Poi, assistendo a Gerusalemme al processo contro Eichmann, la Arendt muta il suo giudizio, avendo avuto modo di osservare l’esecutore del male in veste di imputato prossimo al patibolo. Inviata di un giornale di New York, per un reportage sul processo, e la scelta di un personaggio come lei con il ruolo di reporter non era stata fatta certo a caso, scrive le cronache e le invia alla redazione. E quando raccoglie le cronache e ne fa un libro, esprimendo il suo pensiero sul tema, scatena la reazione della comunità ebraica internazionale, per quel suo giudizio di “banalità del male”.
Ma qual era il proponimento della Arendt, nel seguire il processo?

Silvio Minieri ha detto...

“Chi si accinge a scrivere il resoconto di un processo sa che deve parlare soltanto delle questioni che sono state affrontate al processo, o che almeno avrebbero dovuto essere affrontate nell’interesse della giustizia. Se per combinazione la situazione generale del paese in cui si svolge un dato processo influisce sulla condotta del processo medesimo, anche di questo fatto si deve tener conto. Il presente libro non è dunque la storia del più grande disastro che si sia mai abbattuto sul popolo ebraico, né un saggio sulle dittature, né una storia del popolo tedesco al tempo del Terzo Reich, e tanto meno un trattato teorico sulla natura del male.
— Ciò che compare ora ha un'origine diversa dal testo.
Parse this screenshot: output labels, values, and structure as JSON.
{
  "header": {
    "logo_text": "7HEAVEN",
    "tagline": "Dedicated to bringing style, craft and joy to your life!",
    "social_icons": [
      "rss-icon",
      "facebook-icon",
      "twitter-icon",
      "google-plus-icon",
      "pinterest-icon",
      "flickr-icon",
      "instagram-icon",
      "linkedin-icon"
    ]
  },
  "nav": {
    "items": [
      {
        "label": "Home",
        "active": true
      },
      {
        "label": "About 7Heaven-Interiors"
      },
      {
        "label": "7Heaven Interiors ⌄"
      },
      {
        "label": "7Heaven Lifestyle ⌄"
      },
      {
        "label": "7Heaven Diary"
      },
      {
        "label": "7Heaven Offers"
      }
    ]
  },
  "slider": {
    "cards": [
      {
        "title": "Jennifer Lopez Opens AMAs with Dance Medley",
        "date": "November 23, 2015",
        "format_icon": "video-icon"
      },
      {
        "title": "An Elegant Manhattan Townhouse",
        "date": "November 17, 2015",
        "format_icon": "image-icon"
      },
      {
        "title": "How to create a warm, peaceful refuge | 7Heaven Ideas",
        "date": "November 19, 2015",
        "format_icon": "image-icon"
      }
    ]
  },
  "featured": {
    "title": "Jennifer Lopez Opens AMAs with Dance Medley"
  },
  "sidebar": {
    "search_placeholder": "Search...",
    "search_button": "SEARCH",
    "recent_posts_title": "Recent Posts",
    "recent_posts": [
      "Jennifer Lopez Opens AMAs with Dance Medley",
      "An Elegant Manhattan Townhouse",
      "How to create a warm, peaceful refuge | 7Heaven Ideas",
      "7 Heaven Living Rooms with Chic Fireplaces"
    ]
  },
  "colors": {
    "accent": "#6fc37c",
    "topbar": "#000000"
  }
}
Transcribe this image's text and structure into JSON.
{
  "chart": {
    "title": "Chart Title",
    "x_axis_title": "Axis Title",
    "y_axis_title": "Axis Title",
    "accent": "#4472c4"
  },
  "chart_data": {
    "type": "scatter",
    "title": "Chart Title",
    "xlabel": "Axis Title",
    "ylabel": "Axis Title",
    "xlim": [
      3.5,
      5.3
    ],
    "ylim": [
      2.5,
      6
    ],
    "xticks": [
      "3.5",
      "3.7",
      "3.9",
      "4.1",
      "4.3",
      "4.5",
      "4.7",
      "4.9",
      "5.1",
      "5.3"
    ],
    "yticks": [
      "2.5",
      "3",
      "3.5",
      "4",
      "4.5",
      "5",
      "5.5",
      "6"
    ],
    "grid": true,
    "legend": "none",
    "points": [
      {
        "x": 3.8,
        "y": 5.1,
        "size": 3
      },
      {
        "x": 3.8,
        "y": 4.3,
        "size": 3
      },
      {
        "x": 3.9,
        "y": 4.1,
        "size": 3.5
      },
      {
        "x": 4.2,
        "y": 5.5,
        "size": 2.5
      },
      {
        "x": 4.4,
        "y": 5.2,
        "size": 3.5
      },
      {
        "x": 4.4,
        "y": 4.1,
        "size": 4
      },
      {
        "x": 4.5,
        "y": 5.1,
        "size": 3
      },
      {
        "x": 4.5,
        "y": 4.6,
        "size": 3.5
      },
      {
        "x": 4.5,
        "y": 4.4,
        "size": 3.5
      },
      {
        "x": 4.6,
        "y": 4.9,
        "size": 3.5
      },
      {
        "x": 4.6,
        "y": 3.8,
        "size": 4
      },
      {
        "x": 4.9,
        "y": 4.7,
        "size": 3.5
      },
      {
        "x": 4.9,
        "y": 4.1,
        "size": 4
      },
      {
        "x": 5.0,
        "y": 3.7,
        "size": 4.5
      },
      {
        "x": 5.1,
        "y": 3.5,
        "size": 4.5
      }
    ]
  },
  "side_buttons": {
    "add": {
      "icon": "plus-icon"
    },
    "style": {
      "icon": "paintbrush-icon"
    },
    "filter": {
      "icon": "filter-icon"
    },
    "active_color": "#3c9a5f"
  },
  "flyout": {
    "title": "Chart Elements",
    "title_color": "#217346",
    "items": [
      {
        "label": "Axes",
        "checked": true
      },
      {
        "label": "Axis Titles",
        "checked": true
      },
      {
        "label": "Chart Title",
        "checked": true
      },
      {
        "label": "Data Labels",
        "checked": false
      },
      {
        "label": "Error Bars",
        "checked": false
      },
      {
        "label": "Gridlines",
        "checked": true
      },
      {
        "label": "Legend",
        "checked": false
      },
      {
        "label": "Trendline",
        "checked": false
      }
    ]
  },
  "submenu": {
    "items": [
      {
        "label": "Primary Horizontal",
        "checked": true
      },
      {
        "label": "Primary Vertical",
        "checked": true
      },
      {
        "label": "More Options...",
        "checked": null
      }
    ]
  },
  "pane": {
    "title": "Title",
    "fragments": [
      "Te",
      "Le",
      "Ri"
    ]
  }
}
Al centro di ogni processo c’è la figura dell’imputato, il quale è un individuo in carne ed ossa, con una storia personale, con un complesso particolare di qualità, di modi di agire e di reagire. Tutte le altre cose, come nel caso specifico la storia del popolo ebraico nella diaspora, l’antisemitismo, il comportamento dei tedeschi e degli altri popoli o le ideologie dell’epoca e l’apparato governativo del Terzo Reich, interessano il processo solo nella misura in cui servono a precisare lo sfondo e le circostanze in cui l’imputato ha commesso i reati che gli sono stati contestati. Tutte le cose in cui l’imputato non è entrato in contatto o che non hanno influito su di lui devono essere escluse dal dibattimento e di conseguenza dal resoconto del processo.”.
Ma è questo che la comunità internazionale si attendeva dalla Arendt? Uno scarno resoconto cronachistico del processo simbolo dello Stato ebraico contro uno dei responsabili delle deportazioni nei campi di sterminio di circa sei milioni di vittime?
Lei era andata per la cronaca, ma ovviamente anche per dare il suo giudizio personale sull’imputato, quello che generalizzato è apparso così deludente. Ma ecco la replica: “Quando io parlo della “banalità del male”, lo faccio su un piano quanto mai concreto. Eichmann non era uno Iago né un Macbeth, e nulla sarebbe stato più lontano dalla sua mentalità che fare il cattivo – come Riccardo III – per fredda determinazione. Eccezion fatta per la sua eccezionale diligenza nel pensare alla propria carriera, egli non aveva motivi per essere crudele, e anche quella diligenza non era in sé criminosa; è certo che non avrebbe mai ucciso un suo superiore per ereditarne il posto. Per dirla in parole povere, egli non capì mai che cosa stava facendo. […] In linea di principio sapeva benissimo qual era la questione, e nella sua ultima dichiarazione alla Corte parlò di un “riesame dei valori” imposti dal governo nazista. Non era uno stupido; era semplicemente senza idee (una cosa molto diversa dalla stupidità), e tale mancanza di idee ne faceva un individuo predisposto a divenire uno dei più grandi criminali di quel periodo. E se questo è “banale” e anche grottesco, se con tutta la nostra buona volontà non riusciamo a scoprire in lui una profondità diabolica o demoniaca, ciò non vuol dire che la sua situazione e il suo atteggiamento fossero comuni. […] Quella lontananza dalla realtà e quella mancanza di idee possono essere molto più pericolose di tutti gli istinti malvagi che forse sono innati nell’uomo. Questa fu la lezione di Gerusalemme. Era una lezione, non una spiegazione del fenomeno, né una teoria.”
Così scrive la Arendt nella “Appendice” al testo: “Le polemiche sul caso Eichmann”.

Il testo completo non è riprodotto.